A multidimensional, psychometric questionnaire was used to measure the quality of life. quality of life was compared with that of the general German population. Pain intensity was evaluated on the basis of the frequency of pain attacks, analgesic medication, and self-assessed pain score. Assessment of endocrine and exocrine function as well as nutritional status included oral glucose tolerance test, fecal elastase, stool frequency, and body mass index. The median follow-up was 34 months.

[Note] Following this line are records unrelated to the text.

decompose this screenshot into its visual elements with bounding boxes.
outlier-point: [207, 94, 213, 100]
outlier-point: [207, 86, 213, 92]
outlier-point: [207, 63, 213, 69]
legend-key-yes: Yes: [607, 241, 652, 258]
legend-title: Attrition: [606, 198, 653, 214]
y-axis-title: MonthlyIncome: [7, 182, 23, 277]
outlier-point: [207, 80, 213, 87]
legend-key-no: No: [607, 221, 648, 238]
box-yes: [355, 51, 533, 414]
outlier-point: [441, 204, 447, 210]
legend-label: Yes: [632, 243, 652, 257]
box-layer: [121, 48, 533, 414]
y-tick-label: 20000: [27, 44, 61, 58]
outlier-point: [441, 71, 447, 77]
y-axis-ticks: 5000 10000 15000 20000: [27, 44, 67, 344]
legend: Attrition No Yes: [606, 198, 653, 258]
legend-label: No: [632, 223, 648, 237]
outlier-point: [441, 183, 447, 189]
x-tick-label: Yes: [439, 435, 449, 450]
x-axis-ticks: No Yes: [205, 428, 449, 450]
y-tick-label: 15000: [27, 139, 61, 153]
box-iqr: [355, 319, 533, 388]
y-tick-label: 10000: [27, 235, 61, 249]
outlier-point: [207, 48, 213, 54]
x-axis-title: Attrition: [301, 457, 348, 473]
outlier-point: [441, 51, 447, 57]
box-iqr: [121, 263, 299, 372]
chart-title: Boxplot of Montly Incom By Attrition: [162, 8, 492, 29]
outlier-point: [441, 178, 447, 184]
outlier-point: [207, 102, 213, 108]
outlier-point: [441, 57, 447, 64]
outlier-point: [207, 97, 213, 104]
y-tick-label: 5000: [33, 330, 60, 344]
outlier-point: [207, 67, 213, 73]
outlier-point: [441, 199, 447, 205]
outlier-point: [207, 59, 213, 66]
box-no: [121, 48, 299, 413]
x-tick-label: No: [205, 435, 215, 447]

Multiple clinical characteristics did not differ between the two groups except for age (P=0.04), the tumor marker carbohydrate antigen 19-9 (P=0.02), and the parameter suspicion of malignancy. There was no hospital mortality. Surgical morbidity was 19% in the pancreatoduodenectomy group and 8% in the duodenum-preserving pancreatic head resection group (P=0.60). pancreatoduodenectomy resulted in a longer median hospital stay than duodenum-preserving pancreatic head resection (19 vs 15 days, P=0.04). Complications of adjacent organs were definitively treated in 100% after pancreatoduodenectomy and in 97% after duodenum-preserving pancreatic head resection. Postoperative pain intensity as self-assessed by the patients was significantly less in the duodenum-preserving pancreatic head resection group (P<0.001), whereas the frequency of acute episodes (P=0.27) and analgesic medication (P=0.43) did not differ between the two groups. After surgery, symptom and functional scales of the duodenum-preserving pancreatic head resection group were significantly better than those in the pancreatoduodenectomy group and were similar to those of the overall German population. No significant difference was found between the two groups with regard to endocrine and exocrine function. Postoperative increase of body mass index was significantly higher in the duodenum-preserving pancreatic head resection group (P<0.001).

The Authors concluded that duodenum-preserving pancreatic head resection provides better results in the treatment of chronic pancreatitis than pancreatoduodenectomy in terms of quality of life, pain intensity as self-assessed by the patients, nutritional status, and length of hospital stay.